There is a time interval during which all relevant credentials are simultaneously fresh after the request time.

Proof

Based on Eq. (6), all relevant credentials are simultaneously fresh during \([\max _{\forall c_{i} \in {V}_{DP}^{{P},t_{d}}}t_{start,kmax(t)}^{i}, \min _{\forall c_{i} \in {V}_{DP}^{{P},t_{d}}}t_{ref,kmax(t)}^{i})]\). Part of this interval is located after the request time since refresh has been done after it.

Fig. 5.
figure 5

Forward looking consistency

Property 2

Every forward-looking consistent view is interval consistent with request time as well.

Proof

Comparing Eqs. (5) and (6) shows forward-looking consistency is a restricted version of its preceding level, so the proof is trivial.

Property 3

Not every interval consistent with request time view is necessarily forward-looking as well.

Proof

At second level of consistency, only some credentials need to be refreshed after request time to compensate for lacking information. Whereas in forward-looking consistency, all have to be refreshed after the request time.

Comparing with Revocation-Based Scenario. Changing credentials in revocation scenario leads to hinder the access, whereas in refresh scenario, the New-Value in case of any changes would let the subject proceed. In Example 2, Bob’s request to access project’s documents at Jan 20th would be denied in a revocation-based scenario, however in refresh scenario access would be granted.

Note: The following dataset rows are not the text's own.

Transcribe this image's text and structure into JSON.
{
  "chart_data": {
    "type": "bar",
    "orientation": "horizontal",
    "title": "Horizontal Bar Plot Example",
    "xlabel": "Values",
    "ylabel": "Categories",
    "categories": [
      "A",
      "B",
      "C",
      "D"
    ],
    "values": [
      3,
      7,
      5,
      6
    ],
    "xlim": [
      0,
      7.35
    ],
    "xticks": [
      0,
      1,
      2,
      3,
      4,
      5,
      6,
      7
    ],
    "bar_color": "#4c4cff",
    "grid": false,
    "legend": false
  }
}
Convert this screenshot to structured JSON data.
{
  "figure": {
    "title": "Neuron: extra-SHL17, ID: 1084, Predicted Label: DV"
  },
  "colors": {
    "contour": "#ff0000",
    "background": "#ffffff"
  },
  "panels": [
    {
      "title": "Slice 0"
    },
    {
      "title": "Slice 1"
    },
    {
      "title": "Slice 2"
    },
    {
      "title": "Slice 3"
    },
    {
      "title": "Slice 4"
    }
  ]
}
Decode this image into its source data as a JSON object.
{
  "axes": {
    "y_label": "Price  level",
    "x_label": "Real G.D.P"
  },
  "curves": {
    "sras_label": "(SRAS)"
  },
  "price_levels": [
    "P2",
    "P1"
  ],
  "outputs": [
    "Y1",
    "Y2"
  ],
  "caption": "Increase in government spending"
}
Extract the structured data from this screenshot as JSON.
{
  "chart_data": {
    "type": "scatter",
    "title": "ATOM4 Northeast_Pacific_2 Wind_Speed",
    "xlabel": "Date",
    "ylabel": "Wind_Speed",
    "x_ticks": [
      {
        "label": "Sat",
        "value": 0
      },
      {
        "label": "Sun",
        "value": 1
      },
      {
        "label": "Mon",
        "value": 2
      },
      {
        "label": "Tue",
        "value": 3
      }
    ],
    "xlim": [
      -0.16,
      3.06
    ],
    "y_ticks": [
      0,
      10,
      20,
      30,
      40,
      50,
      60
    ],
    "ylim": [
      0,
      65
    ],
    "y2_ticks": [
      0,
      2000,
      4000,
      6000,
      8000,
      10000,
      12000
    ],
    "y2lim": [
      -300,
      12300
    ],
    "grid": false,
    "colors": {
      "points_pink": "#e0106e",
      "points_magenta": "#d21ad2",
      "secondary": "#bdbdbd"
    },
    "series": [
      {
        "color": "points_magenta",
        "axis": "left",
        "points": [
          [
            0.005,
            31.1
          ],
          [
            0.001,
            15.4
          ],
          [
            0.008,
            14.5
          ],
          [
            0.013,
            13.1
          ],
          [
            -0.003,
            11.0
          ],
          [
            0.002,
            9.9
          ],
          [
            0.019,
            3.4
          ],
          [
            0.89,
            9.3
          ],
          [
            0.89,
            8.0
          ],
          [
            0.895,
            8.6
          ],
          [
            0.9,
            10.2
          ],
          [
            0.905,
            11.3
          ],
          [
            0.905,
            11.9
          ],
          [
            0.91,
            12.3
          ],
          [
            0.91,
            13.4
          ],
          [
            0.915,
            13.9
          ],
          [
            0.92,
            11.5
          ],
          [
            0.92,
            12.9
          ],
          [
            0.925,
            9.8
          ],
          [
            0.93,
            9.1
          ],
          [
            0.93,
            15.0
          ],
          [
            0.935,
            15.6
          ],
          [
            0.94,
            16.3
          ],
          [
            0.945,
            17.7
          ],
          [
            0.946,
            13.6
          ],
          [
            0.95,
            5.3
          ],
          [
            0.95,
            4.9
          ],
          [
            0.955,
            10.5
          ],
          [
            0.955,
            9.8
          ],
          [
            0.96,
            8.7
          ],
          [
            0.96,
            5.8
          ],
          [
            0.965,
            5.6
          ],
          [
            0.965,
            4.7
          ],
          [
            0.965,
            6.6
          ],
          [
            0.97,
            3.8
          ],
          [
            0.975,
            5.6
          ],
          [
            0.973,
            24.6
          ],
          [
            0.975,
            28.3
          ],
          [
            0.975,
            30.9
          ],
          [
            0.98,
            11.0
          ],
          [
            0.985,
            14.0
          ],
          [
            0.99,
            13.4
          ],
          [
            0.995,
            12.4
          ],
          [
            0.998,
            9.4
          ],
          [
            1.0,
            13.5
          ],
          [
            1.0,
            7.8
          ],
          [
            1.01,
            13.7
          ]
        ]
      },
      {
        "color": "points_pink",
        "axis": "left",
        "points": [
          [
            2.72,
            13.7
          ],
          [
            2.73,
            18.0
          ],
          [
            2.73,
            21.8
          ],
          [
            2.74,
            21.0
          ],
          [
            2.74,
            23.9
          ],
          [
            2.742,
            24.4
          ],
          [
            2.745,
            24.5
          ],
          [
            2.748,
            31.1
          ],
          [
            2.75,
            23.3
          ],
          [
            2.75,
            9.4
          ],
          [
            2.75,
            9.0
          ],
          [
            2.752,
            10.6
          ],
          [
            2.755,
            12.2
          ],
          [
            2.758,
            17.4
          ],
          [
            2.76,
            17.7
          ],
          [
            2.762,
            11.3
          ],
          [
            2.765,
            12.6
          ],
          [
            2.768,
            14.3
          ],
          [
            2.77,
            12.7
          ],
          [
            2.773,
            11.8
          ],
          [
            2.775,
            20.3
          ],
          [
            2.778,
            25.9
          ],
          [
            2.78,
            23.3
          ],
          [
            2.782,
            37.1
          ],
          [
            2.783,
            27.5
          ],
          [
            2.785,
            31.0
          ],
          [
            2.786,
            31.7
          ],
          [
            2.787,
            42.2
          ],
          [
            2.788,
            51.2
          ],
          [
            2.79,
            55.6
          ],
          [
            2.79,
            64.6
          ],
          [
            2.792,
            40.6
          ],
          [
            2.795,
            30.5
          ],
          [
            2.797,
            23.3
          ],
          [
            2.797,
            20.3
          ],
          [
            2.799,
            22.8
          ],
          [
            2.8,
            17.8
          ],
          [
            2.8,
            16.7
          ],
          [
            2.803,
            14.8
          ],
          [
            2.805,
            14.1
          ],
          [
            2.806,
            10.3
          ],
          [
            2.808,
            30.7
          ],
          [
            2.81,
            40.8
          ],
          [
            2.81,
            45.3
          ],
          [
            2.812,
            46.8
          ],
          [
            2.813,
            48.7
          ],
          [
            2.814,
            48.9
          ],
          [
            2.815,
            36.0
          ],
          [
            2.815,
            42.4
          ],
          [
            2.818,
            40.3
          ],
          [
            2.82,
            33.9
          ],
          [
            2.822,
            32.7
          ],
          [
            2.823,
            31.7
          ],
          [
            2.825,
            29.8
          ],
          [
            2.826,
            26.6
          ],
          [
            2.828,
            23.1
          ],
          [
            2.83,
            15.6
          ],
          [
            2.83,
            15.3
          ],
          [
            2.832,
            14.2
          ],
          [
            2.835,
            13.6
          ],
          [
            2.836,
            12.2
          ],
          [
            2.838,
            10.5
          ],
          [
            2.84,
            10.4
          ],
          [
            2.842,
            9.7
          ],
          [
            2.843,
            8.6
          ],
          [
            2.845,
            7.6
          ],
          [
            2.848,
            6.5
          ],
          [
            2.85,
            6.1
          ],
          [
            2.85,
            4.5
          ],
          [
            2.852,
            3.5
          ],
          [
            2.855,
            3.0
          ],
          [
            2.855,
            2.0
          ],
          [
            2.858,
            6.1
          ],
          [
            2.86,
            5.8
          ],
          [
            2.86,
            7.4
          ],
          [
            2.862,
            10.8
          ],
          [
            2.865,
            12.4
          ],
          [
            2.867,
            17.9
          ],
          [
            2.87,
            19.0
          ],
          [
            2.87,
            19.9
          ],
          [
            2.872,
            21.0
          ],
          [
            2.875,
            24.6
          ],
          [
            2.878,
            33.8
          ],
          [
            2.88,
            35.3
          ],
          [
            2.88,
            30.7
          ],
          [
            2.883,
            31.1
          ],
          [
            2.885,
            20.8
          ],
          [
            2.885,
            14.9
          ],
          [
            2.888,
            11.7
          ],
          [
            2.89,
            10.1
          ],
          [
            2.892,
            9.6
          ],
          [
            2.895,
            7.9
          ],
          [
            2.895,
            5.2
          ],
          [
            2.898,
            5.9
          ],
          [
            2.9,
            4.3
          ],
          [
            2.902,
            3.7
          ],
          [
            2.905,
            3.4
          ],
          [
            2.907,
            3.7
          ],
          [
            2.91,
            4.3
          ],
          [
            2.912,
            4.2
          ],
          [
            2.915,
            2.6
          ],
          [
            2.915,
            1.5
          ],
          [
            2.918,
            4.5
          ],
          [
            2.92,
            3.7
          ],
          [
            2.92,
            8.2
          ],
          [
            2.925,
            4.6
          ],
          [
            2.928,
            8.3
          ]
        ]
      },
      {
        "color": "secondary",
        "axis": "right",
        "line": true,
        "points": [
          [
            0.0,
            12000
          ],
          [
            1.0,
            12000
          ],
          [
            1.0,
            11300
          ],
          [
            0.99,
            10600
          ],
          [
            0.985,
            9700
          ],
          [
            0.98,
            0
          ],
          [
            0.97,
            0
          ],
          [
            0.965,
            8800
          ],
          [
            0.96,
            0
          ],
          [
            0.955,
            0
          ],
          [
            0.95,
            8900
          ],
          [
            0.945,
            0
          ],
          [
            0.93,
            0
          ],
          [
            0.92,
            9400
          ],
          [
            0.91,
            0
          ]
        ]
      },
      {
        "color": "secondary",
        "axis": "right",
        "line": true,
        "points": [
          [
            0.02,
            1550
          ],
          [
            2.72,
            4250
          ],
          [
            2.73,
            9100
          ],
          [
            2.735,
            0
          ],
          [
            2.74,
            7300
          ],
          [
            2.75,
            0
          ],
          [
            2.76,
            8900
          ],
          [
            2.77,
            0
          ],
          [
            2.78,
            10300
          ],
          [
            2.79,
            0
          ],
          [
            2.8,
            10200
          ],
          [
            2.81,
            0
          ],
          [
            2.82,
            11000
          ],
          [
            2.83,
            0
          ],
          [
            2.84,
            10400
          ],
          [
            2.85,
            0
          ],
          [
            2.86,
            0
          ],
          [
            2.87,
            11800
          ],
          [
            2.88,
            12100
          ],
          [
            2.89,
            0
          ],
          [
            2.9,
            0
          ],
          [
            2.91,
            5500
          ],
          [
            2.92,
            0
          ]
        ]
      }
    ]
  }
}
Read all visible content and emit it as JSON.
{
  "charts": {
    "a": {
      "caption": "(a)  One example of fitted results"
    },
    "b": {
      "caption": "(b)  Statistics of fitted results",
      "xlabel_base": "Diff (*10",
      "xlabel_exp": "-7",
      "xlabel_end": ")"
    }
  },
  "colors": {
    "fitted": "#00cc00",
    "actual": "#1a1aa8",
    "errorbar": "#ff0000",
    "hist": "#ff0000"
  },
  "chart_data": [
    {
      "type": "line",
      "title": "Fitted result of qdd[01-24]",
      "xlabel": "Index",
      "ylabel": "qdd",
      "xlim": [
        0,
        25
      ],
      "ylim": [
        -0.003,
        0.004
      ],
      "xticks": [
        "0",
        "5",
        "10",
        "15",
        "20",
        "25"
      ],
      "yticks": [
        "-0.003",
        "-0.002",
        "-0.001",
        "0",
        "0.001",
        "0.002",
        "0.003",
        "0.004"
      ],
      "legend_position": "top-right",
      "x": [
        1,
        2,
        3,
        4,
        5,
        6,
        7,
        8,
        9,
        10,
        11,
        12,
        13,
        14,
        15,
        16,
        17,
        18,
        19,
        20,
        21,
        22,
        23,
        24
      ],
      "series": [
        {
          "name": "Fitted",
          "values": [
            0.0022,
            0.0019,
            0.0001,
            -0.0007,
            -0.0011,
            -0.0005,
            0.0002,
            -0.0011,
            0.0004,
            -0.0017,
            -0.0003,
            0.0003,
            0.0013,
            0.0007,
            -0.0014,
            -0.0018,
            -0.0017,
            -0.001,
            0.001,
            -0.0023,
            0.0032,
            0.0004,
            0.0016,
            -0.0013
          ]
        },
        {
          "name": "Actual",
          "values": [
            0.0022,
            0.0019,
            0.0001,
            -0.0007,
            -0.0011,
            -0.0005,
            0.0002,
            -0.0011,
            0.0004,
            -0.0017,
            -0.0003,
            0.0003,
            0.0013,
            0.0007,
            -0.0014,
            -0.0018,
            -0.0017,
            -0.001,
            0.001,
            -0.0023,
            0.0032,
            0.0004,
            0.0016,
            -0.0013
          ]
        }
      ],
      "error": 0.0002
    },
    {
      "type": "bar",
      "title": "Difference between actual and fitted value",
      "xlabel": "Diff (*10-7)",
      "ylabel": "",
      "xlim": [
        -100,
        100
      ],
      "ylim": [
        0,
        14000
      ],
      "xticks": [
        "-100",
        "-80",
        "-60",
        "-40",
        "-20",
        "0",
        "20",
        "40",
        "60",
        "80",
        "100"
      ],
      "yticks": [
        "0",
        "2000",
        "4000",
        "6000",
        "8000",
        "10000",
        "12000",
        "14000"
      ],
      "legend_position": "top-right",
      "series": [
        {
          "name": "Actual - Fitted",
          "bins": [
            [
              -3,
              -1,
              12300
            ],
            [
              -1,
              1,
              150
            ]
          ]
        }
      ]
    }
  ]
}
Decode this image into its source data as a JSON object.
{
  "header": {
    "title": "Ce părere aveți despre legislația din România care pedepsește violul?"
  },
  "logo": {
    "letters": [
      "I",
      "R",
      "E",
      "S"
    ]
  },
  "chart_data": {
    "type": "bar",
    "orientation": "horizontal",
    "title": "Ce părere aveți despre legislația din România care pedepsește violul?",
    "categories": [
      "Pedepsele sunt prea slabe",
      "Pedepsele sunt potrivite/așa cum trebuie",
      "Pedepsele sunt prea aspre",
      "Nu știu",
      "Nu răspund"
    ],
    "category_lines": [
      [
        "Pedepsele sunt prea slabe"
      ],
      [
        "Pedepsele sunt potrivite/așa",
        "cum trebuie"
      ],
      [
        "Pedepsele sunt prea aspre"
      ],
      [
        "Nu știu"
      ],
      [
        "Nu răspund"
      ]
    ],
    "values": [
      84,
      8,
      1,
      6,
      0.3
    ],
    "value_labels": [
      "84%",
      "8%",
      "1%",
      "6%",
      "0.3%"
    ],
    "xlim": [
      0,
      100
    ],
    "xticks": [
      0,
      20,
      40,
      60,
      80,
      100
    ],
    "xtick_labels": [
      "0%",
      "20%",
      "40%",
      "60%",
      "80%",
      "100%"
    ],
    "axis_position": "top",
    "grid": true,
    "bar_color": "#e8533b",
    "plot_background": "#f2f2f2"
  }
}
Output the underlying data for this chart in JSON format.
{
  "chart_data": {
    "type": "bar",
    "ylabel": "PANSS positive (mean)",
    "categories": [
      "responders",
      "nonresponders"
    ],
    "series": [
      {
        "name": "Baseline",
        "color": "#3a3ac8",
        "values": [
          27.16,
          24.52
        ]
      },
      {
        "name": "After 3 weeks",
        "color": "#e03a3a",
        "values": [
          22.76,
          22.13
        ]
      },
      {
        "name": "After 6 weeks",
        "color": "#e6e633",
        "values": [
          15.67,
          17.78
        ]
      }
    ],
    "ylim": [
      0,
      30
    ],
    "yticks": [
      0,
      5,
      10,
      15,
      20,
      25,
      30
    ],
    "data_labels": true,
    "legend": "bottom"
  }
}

5 Limitations and Practical Issues

We presented three levels of consistency, where each higher level provides enhanced availability and safety at the cost of refreshing more frequently. We compared qualitative benefits of each level. Quantifying cost-benefit is highly implementation and application specific, and is beyond the scope of this paper. Furthermore, there are issues related to manage the risks inherent to applying ABAC in a distributed environment, since ABAC introduces new challenges in selecting appropriate trust models [9]. Finally, the formal correctness and appropriateness of the proposed criteria notwithstanding, the underlying information could be vulnerable to attack. The attack models would depend on the particular protocols and data structures used to implement credential transfer and refresh. As such they are out of scope for an abstract framework.

6 Conclusion

We formally characterize the safety and availability problem in multi-authority distributed ABAC systems. Our major contribution is to utilize the concept of refresh, which provides new attribute values rather than simply invalidating old ones. We propose three consistency levels which are totally ordered in strictness.